I called Penn Station. “When’s the next train to Philadelphia?”

There was one at ten o’clock. I looked at my watch. It was eight-thirty.

In the end, however, I did not go; in the end I had to stay and see him. In the end an important person is an important person.

At about eleven o’clock Perry came over to my table with a message from Nate. “He wants to see you in the private dining room. He wonders if you will take coffee with him at the table of Harold Flesh.”

“Yes, Perry. Thank you.” I got up to go. “Oh, Perry,” I said, “Have you got your gun?”

“I lead them to the table,” Perry said, “but you,
you
sit down with them!”

October 27, 1953. New York City.

Dr. Morton Perlmutter is not an archeologist. He is an anthropologist, and it was announced in Stockholm today that he has just won the Nobel Prize.

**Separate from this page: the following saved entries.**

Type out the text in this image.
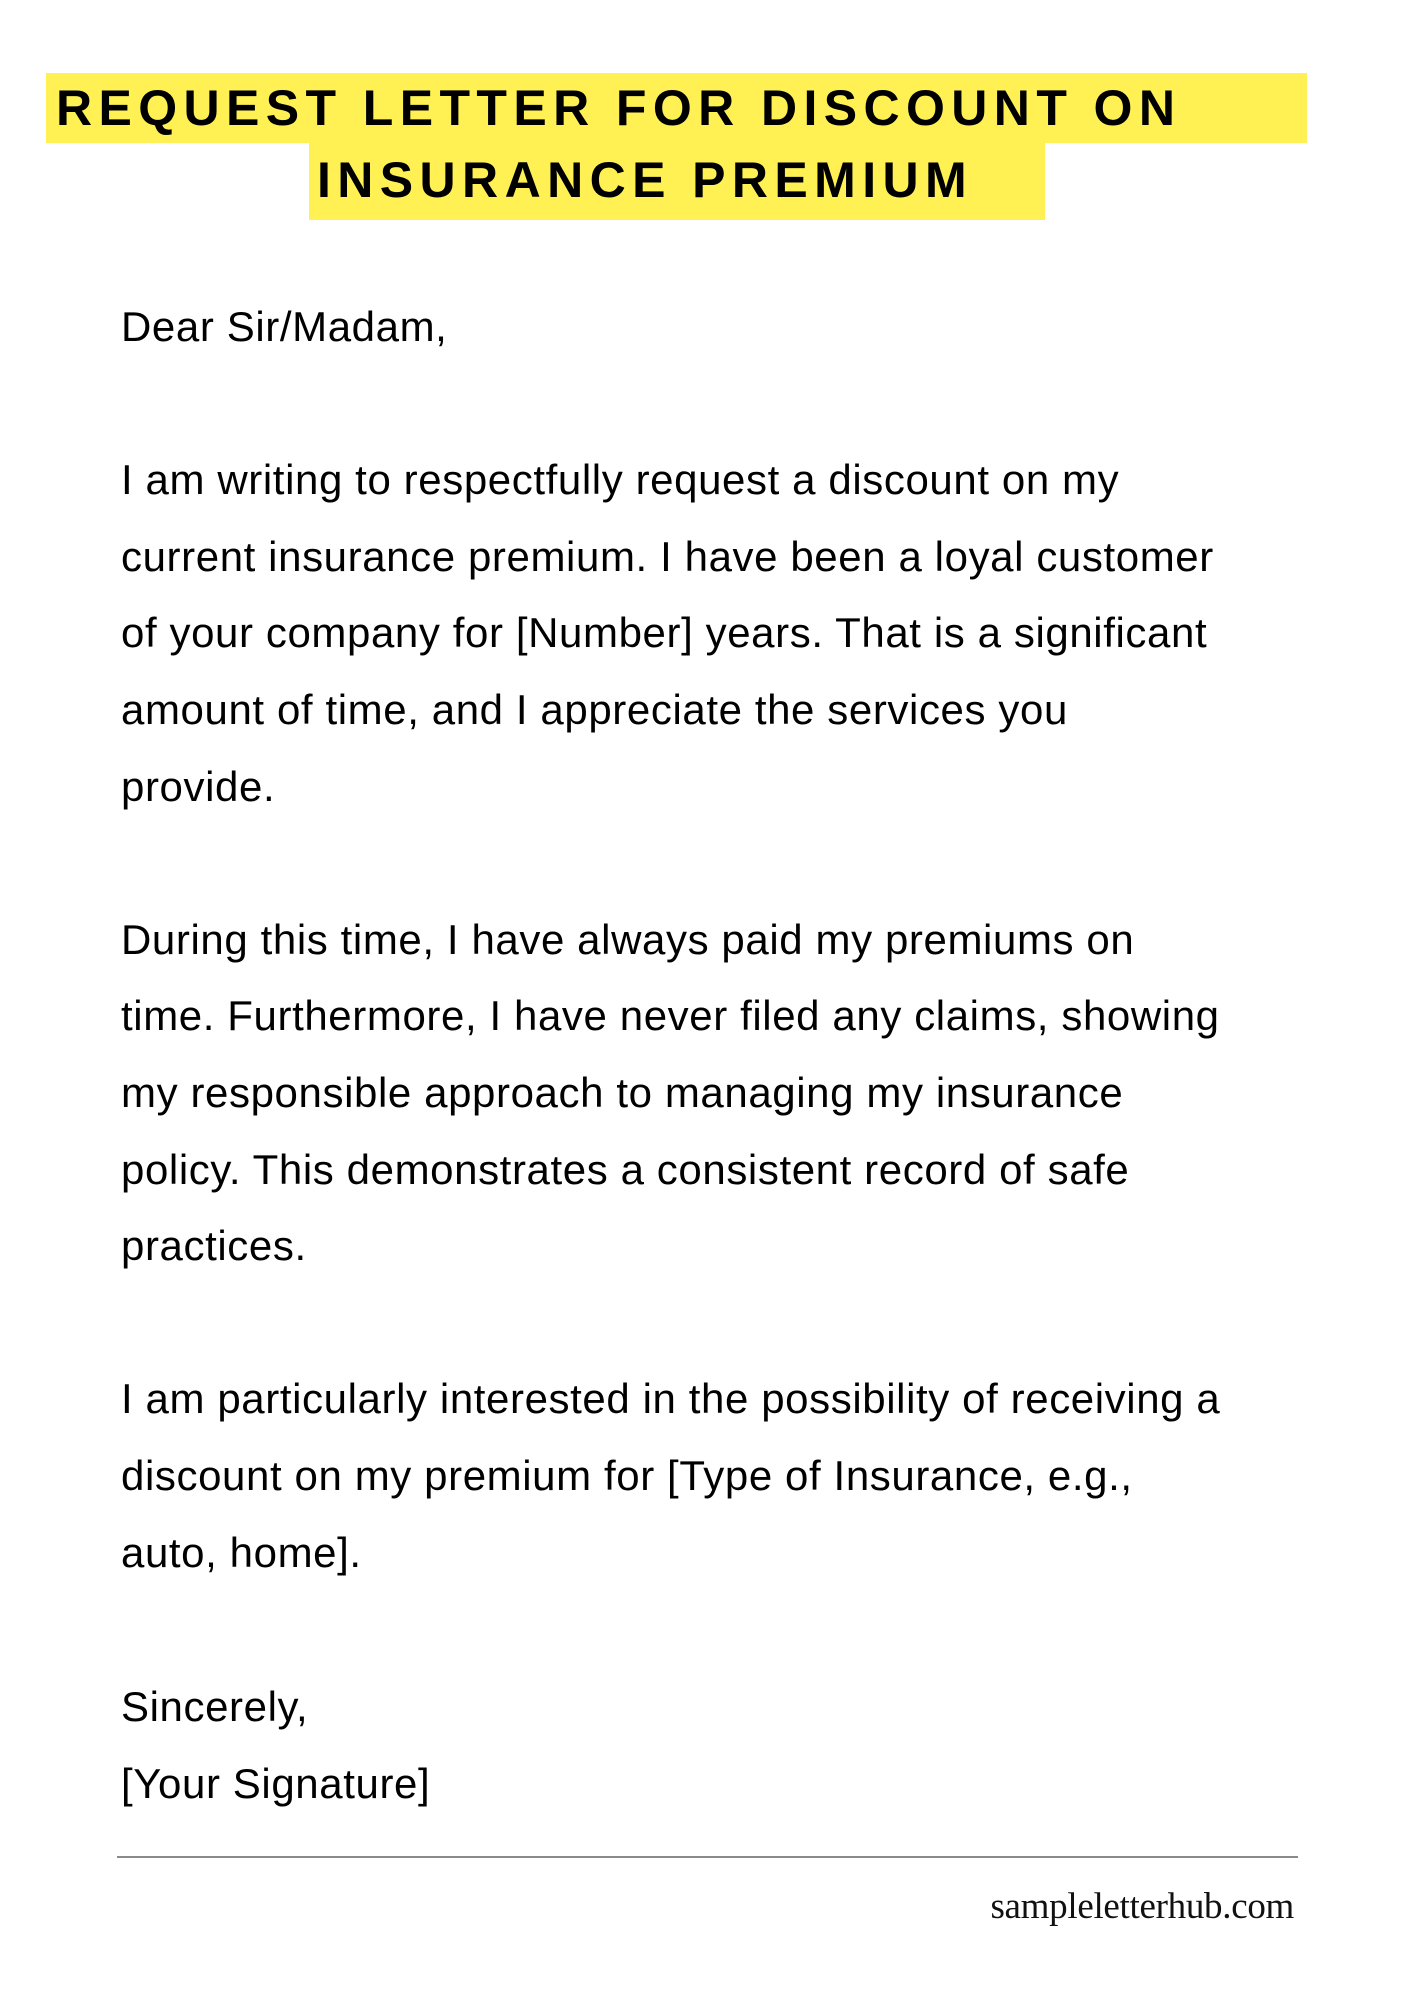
REQUEST LETTER FOR DISCOUNT ON
INSURANCE PREMIUM
Dear Sir/Madam,
I am writing to respectfully request a discount on my
current insurance premium. I have been a loyal customer
of your company for [Number] years. That is a significant
amount of time, and I appreciate the services you
provide.
During this time, I have always paid my premiums on
time. Furthermore, I have never filed any claims, showing
my responsible approach to managing my insurance
policy. This demonstrates a consistent record of safe
practices.
I am particularly interested in the possibility of receiving a
discount on my premium for [Type of Insurance, e.g.,
auto, home].
Sincerely,
[Your Signature]
sampleletterhub.com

November 1, 1953. Philadelphia.

Last year I followed the campaign trains of both Eisenhower and Stevenson. I’d be there, right beneath the platform, as they came to the rear of their trains to address the crowds. (It was interesting. I used my strength to force my way through the crowds. Only the old ladies knew I wouldn’t hit them, whereas such is the illusion of continued virility in man that old men thought themselves vulnerable at eighty.) My technique was always the same. I would let the candidate make his opening remarks and then, as he came to the essence of his talk, I would begin to raise and unroll a banner I carried with me on two long poles. Carefully spreading the poles I would take up the slack gently until the unfurled banner was level with and just in front of the candidate’s face. The message was simple. If Eisenhower was speaking, it read “STEVENSON”; if Stevenson, “EISENHOWER.”

The campaign failed (I speak of my own). It cost a lot of money and a lot of time and it was silly. I had meant to gain attention with the strategy of schoolboys punching little girls on the arms. But though there were moments when I seemed to anger Eisenhower and made Stevenson wistful and perhaps a little sad, I realize now that mostly I must have appeared ridiculous to the two men. They expected such nuts and wrote us off beforehand, like a restaurant anticipating the “shrinkage” of its spoons. (I have since met Mr. Stevenson and when I reminded him of the incidents he recalled them vividly. He told me that they had seemed to him at the time symbolic, and that each time I showed up a little more energy had gone out of his campaign. He seems to think that if he could have maintained his confidence he might have gone on to win the election. Perhaps he was just being kind. I am naturally inclined toward for-want-of-a nail constructs anyway, but even if I were not I should want to believe this one. I have the hard-minded perversity of the humdrum and insist on influencing events, even if only negatively, and even—sadly—against my own and everyone else’s better interests. What the hell? If that’s the price, that’s the price. Everybody dies.)

I am the sort of person who is good at salvaging at least
something
from bad situations. They should put me to work reclaiming fresh water from the sea. I had made a fool of myself, had spent money wastefully, had disappointed or angered everyone with whom I had come into contact. Yet I came away from that foolish campaign with something of value; I formed a new impression of the great. Since then I have had it again in all its original force.